- Born: 10 July 1982 (age 43) Guangzhou, Guangdong, China
- Occupation: Singer
- Years active: 2006–present

Chinese name
- Traditional Chinese: 海鳴威
- Simplified Chinese: 海鸣威

Standard Mandarin
- Hanyu Pinyin: Hǎi Míngwēi
- Musical career
- Origin: Guangzhou, Guangdong
- Labels: Emperor Entertainment Group (China)
- Website: Baidu Ocean

= Ocean Hai =

Hai Mingwei (海鸣威 (Hǎi Míngwēi); born 10 July 1982), Ocean Hai, is a Chinese musical artist.

==Biography==
He came in first place in the singing contest "New Idol" in 2000, then was champion of the National Hip-Hop contest in 2002. In 2005, he was invited by Jacky Cheung as a special guest to the music drama "Xue Lang Hu", in which, he himself played seven roles.
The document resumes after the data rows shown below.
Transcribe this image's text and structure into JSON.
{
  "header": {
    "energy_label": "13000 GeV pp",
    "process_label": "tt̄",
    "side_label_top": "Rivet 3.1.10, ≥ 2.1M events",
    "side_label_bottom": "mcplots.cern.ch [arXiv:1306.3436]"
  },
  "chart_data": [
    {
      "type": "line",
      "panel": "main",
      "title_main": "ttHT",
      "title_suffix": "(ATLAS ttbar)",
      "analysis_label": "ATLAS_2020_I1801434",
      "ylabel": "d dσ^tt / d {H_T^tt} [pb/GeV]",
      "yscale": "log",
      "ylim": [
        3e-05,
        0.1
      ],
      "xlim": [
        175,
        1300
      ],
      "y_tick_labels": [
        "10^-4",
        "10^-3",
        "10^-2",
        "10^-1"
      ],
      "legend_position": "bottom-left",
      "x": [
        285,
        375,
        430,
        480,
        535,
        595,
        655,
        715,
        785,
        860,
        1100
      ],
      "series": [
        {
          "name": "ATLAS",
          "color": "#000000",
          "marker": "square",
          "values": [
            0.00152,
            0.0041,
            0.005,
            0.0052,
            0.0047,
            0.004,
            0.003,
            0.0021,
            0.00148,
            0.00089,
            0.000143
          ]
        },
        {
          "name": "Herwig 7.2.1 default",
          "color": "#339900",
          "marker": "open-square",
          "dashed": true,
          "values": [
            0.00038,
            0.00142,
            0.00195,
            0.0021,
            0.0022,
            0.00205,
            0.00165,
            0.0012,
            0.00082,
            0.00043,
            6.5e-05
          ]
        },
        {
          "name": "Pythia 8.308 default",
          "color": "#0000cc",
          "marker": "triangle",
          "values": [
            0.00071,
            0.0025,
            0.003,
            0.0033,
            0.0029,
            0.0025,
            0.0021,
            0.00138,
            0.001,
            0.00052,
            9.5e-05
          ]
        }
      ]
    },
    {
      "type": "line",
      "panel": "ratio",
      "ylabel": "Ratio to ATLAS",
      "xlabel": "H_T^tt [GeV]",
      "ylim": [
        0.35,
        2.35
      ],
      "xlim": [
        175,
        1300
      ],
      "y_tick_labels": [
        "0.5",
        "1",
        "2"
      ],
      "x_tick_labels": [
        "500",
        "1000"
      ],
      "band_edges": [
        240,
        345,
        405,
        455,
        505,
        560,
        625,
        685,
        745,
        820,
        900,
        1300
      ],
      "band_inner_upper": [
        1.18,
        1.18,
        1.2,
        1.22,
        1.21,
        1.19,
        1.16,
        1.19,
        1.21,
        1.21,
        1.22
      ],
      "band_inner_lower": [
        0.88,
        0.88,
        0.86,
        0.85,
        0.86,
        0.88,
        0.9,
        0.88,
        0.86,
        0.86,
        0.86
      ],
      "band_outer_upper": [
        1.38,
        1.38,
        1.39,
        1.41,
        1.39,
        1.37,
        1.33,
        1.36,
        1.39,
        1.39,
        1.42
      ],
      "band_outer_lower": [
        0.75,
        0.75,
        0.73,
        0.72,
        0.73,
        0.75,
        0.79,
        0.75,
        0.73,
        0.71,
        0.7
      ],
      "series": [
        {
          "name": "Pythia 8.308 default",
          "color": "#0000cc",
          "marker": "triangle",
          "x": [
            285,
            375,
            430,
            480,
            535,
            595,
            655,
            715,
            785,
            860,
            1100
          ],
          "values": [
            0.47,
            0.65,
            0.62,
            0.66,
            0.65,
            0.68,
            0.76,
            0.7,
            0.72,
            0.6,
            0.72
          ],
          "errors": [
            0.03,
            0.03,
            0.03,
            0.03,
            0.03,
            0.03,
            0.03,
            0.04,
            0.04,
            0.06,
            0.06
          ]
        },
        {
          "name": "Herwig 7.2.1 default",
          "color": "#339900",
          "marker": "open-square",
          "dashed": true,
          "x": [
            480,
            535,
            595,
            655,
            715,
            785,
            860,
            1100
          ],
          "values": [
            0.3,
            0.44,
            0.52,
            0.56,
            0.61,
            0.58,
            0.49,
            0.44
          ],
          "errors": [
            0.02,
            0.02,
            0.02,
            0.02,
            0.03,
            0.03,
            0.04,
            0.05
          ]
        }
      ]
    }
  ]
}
Finally in 2006, he signed a contract with EEG after he came second in the CCTV program "Meng Xiang Zhong Guo" . On May 19, 2007, he released his first album "Dance Dance Dance", of which the main song is called "Lao Ren Yu Hai". His Chinese name is similar to Hemingway (海明威). Ocean Hai is managed by the Emperor Entertainment Group.